My great-uncle Richard was the wealth seeker in the Johnson family. In Columbus, OH , he owned and operated a hat factory before he became a promoter for Carl Fisher on Miami Beach. His office was located in the Bastian Building on Lincoln Road. His wife Dorothy changed her name to “Dorothea” when they moved to Miami Beach with their only child Gwendolyn. My mother and Gwyn were close in age, so Mother often accompanied her to parties and dances where she met many of Gwyn’s socialite friends.

“When school was out, Pop and two of my brothers stayed on the Beach to work on the apartment Pop was building, the Avocado.” In the fall, Mom, Pop and the rest of the family went to Pennsylvania to visit relatives. During the Pennsylvania visit, the 1926 hurricane hit Miami. Pop left immediately and drove to Miami Beach to assess the damage to the Avocado. In Mother’s memoir, she recalled, “There was little water damage to the hardwood floors and some damage to our solar hot water heater system on the roof.” He returned, picked up Mom and the boys and drove back to Miami Beach. My mother and her sister went by train to join them.

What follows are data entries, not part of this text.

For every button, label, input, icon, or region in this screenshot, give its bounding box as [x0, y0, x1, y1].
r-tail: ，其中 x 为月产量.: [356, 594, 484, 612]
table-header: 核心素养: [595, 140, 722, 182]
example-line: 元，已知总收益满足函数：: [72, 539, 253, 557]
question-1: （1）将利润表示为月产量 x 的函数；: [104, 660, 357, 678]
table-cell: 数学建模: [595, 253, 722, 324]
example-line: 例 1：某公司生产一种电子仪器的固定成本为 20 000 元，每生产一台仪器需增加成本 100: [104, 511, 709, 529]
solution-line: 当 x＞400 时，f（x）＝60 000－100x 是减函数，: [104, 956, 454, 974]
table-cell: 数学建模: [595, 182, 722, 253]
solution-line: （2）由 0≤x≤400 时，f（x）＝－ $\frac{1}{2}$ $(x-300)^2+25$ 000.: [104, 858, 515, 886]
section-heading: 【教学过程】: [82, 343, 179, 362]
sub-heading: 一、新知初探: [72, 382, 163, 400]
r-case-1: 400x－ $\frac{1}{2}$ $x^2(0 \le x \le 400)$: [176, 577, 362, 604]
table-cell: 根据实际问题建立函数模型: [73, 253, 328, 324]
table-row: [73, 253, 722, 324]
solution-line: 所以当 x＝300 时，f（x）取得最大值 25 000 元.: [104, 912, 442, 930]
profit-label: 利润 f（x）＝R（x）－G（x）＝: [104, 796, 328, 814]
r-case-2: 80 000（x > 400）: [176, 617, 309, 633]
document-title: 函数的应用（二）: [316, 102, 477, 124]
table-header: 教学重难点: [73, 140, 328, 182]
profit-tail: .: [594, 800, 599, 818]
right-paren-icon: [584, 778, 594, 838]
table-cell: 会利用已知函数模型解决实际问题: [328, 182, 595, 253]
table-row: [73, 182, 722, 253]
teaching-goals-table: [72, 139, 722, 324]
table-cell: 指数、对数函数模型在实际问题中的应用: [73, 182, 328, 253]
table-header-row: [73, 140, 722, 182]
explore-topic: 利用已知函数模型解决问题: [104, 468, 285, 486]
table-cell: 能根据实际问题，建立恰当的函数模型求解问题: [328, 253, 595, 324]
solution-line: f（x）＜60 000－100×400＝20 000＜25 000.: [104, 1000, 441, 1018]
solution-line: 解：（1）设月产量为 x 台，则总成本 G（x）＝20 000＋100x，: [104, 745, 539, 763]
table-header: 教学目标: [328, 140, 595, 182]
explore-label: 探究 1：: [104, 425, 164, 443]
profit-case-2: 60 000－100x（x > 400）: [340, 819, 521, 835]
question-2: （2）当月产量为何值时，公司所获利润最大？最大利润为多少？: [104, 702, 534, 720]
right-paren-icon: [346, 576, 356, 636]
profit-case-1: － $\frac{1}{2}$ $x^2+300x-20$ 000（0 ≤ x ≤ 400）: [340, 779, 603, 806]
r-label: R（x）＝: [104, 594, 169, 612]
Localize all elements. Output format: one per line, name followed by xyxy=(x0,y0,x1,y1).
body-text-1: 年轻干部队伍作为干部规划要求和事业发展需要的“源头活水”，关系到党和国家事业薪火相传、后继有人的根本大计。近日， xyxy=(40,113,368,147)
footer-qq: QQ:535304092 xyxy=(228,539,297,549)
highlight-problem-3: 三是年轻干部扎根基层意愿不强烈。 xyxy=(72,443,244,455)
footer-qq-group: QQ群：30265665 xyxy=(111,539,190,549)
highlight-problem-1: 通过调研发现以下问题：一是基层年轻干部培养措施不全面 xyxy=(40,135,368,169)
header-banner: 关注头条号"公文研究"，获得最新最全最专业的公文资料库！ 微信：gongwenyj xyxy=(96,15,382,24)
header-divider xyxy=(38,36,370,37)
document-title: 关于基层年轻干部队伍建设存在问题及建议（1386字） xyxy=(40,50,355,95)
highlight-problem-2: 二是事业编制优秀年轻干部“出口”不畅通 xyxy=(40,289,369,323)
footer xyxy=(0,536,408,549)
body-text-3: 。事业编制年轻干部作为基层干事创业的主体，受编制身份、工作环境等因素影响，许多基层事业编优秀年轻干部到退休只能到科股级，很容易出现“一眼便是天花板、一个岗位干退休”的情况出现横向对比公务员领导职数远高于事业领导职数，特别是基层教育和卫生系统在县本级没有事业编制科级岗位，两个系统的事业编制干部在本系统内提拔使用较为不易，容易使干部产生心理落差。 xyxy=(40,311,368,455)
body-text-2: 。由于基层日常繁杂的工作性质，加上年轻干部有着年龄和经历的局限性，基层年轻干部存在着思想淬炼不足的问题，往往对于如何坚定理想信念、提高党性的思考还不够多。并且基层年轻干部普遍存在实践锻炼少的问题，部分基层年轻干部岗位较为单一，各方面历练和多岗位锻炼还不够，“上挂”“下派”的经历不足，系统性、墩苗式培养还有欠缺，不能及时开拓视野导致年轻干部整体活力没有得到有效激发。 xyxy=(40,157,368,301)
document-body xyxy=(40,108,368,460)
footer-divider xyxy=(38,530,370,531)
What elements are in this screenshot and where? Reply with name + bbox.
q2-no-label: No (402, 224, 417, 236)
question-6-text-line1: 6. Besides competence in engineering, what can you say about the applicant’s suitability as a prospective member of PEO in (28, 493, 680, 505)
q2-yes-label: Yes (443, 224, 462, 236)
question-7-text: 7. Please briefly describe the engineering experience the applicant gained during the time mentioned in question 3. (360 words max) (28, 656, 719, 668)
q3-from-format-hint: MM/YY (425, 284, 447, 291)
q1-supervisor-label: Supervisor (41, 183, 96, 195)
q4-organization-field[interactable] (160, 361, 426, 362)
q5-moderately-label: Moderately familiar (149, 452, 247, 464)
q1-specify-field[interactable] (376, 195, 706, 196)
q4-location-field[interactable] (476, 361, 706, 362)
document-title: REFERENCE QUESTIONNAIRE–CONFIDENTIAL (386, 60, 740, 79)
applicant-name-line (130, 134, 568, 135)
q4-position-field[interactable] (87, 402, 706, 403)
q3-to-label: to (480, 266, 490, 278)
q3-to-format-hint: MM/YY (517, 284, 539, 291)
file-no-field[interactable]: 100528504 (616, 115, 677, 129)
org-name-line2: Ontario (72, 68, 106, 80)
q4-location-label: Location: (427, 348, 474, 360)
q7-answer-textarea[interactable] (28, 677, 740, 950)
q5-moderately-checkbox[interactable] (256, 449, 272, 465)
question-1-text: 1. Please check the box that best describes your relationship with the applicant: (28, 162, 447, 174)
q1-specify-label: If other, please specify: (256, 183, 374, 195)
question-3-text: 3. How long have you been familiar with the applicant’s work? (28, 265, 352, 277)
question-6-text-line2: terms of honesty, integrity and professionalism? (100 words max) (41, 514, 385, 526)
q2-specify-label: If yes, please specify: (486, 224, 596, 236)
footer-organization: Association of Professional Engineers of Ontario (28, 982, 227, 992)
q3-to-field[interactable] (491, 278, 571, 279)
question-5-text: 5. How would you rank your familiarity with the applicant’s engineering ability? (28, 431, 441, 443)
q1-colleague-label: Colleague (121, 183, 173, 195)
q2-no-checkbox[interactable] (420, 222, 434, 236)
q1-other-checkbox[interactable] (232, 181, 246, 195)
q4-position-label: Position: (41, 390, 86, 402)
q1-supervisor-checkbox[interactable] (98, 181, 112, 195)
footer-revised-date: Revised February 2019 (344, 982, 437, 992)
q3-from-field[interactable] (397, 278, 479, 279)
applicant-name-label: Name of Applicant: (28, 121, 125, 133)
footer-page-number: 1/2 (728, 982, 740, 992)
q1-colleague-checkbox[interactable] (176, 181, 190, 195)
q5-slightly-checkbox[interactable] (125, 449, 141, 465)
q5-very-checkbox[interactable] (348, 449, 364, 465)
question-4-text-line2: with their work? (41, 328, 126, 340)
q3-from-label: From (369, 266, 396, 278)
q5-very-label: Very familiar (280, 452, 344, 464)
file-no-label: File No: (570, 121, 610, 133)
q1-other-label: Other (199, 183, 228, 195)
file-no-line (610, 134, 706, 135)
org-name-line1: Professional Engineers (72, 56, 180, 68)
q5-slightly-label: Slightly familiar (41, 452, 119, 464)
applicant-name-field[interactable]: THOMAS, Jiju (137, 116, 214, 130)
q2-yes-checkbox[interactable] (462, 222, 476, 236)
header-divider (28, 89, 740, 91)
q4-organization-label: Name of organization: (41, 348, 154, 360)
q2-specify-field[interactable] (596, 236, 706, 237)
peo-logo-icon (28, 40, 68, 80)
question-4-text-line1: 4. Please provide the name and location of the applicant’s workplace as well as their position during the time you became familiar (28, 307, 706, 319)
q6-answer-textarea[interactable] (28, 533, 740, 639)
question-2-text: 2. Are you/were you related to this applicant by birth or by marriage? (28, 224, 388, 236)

“When we arrived, we were amazed, seeing barges tossed in the interurban track in the middle of the causeway from the storm. The roadway looked like waves. The Australian pines on Pine Tree Drive were practically wiped clean of all foliage, but Pop’s ‘Avocado Apartments’ withstood the storm and the following hurricane that finished off many of the buildings partially damaged by the ’26 storm. He was an excellent builder.

“By November ’26, the Avocado was ready for occupancy. Before renters arrived, I was allowed to have a party in the front [apartment].” Mother described the Avocado: “Eight apartments on two floors off a main hall, each with a sun room, living room, dining area, kitchen, bathroom and one bedroom…all furnished including dishes and linens, love seats and couches that could be converted so each apartment could sleep up to six people.” All came with housekeeping. “However, on Miami Beach, housekeepers of color had to leave the Beach by 5 p.m.” Mother’s family moved into the two-bedroom apartment over the two-car garage at the rear of the building. Mom and Pop occupied one bedroom; my mother and her sister shared the other one. The boys bedded in the sun room and living room.

Life was good on Miami Beach for my mother’s family until two events brought Beach living to an abrupt end. Just as Mother was graduating from Ida M. Fisher, Pop’s business manager in Ohio pilfered the profits from his heating and sheet metal business, and then Pop’s brother, Richard (holder of the property deeds for their lots and buildings), entered a poker game with Carl Fisher. He used the deeds as collateral, lost the game and all the holdings, leaving no home for my mother or her family on Miami Beach. Thus, the return to Ohio began.

After several decades in Ohio, Mom and Pop moved back to South Florida, but not to Miami. They chose that “small town” where my mother and her sister changed into summer clothes on their first train trip. My parents joined them in the Riverland area of Ft. Lauderdale years later. Three of Mom and Pop’s children and their children and great-grandchildren made South Florida their permanent residence, and I chose Miami, my home now for nearly 40 years.